Au salon, nous avons pris une tasse de café, et pendant ce, je ne sais comment, l’épingle s’est défaite. Elle avait un corsage blanc avec des agréments bleus. Une gorgerette en batiste, sous laquelle passait le rosé de sa peau, resserrait encore le peu de chair vivante, montrée aux yeux. Un collier en filigrane d’or, la coupait deux ou trois fois, cette chair, — suspendu sur le sinus de sa gorge… Entre ses deux seins, elle avait placé un œillet rose, à filets pourpres, qui faisait ressortir la blancheur lactée de sa peau, et donnait à l’œillet, l’apparence d’une fleur artificielle.

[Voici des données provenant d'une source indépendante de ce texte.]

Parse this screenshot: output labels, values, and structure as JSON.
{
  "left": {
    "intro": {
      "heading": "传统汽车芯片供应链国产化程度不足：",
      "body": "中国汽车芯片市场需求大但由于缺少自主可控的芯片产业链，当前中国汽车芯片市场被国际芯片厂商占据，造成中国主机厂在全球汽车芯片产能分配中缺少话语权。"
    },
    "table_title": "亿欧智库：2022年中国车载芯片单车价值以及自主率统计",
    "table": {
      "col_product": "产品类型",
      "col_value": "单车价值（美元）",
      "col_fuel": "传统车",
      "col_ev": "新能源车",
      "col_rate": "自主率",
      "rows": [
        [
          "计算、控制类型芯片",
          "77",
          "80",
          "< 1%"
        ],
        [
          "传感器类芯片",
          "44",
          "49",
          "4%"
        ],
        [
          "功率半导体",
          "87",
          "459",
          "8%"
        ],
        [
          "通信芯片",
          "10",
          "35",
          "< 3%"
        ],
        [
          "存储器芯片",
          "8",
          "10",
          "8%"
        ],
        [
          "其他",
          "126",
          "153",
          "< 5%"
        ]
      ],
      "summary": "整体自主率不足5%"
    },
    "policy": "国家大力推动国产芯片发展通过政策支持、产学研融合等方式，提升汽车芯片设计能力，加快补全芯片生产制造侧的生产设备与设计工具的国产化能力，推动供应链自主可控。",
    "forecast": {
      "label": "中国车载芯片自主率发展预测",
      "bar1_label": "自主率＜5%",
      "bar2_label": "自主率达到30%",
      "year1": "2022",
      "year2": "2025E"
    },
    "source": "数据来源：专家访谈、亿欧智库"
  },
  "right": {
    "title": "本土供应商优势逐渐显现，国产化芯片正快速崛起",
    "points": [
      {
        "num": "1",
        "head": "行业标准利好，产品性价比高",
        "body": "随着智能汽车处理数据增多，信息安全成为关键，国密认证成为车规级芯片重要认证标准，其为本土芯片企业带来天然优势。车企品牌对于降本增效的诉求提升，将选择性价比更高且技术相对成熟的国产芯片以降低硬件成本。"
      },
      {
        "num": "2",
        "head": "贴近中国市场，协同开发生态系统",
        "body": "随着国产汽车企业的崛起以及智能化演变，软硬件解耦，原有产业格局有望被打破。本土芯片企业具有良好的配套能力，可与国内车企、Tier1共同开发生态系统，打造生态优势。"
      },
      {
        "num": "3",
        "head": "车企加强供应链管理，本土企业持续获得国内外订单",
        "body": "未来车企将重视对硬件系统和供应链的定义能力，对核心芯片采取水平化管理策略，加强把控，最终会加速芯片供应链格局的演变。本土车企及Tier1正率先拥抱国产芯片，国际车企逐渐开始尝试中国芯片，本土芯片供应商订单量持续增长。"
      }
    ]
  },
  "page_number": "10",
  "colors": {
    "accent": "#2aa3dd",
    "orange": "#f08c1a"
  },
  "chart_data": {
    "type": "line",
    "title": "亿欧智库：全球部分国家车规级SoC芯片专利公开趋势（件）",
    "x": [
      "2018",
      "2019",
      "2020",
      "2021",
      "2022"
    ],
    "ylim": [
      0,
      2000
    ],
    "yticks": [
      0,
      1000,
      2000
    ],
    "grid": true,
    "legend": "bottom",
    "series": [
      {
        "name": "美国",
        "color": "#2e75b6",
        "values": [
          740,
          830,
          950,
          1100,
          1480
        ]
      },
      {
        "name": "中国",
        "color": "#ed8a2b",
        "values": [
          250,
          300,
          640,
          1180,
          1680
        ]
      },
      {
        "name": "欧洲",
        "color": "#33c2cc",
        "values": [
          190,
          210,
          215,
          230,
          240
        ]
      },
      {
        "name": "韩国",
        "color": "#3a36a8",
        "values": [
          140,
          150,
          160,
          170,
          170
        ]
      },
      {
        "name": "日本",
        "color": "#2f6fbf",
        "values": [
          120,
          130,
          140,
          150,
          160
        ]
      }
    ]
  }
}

Et elle sentait l’odeur de l’œillet, en baissant la tête, et en faisant plus creux, le creux de sa gorge. Puis, de temps en temps, elle avait de ces lents errements de main, qui, tour à tour, montraient et cachaient, sous le carmin du bout de ses doigts, le blanc mat de sa peau.

Un moment elle a tiré l’œillet de sa poitrine, l’a longuement senti de ses narines ouvertes, puis me l’a passé, comme une chose qu’elle aurait presque baisée, et m’a dit : « Sentez, j’adore cette odeur.